Americans have the moral imperative to challenge prejudice courageously, welcome immigrants and understand that voting is a privilege and power to be used for good, 2019 Commencement speaker Karen Korematsu told St. Michael’s College’s graduates May 12, in the Ross Sports Center.

“We want your generation to understand the dangers of racism and racial profiling and the injustice of treating immigrants like they don’t belong,” said Korematsu, a civil rights advocate, public speaker and public educator whose civil liberties work is motivated by the experiences of her father in a World-War-II-era incarceration camp for Japanese Americans and his subsequent civil rights activism.

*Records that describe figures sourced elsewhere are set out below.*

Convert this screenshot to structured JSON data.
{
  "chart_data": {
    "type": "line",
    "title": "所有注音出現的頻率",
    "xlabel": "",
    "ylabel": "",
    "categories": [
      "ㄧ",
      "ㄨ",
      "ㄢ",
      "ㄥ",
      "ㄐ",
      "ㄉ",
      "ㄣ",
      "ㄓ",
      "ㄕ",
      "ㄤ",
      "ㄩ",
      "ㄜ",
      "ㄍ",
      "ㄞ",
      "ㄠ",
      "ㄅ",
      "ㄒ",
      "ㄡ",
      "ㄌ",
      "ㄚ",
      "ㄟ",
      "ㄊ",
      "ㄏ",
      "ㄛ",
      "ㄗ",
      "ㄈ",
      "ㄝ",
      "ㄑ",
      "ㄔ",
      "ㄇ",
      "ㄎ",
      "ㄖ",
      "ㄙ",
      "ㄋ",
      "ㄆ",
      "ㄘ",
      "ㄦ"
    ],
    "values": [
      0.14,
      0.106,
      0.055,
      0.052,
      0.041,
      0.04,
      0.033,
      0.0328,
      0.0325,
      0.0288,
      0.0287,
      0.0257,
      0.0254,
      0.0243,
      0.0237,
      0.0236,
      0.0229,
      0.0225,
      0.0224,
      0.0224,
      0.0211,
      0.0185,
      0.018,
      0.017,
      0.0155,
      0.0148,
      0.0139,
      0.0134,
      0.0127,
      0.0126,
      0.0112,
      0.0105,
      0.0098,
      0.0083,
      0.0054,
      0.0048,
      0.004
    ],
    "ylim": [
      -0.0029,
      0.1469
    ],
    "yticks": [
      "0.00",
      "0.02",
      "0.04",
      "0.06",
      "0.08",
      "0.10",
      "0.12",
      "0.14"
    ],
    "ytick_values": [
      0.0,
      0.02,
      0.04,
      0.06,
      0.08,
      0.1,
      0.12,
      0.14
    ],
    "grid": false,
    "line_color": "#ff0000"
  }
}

Sunday’s program for the 112th St. Michael’s Commencement listed 454 undergraduates – 236 bachelor of arts and 218 bachelor of science degrees, plus about 80 master’s degree recipients.

It was the first commencement at the St. Michael’s helm for President Lorraine Sterritt, inaugurated last summer, and in her brief commencement remarks she spoke of a having a special bond with this class for that reason.

Sterritt told graduates she knew emphatically that they are prepared  to go out in the world, and knew equally emphatically that they still do not know everything they will need to know in their lives – yet, she knows that thanks to their St. Michael’s education they are prepared to think about new solutions to age-old problems, to think of others and about the environment, about faith; and also prepared to learn from others and from new experiences; and to care about outcomes, each other and themselves. “So, continue to think, to learn and to care,” she said. “You are our future, and you are prepared for it,” she said, reminding them they always will be welcomed home to St. Michael’s all their lives.

On Saturday evening the college president joined honorary degree recipients and hundreds packing the large Chapel of St. Michael the Archangel for the Baccalaureate Mass, celebrated by Burlington Bishop Christopher Coyne.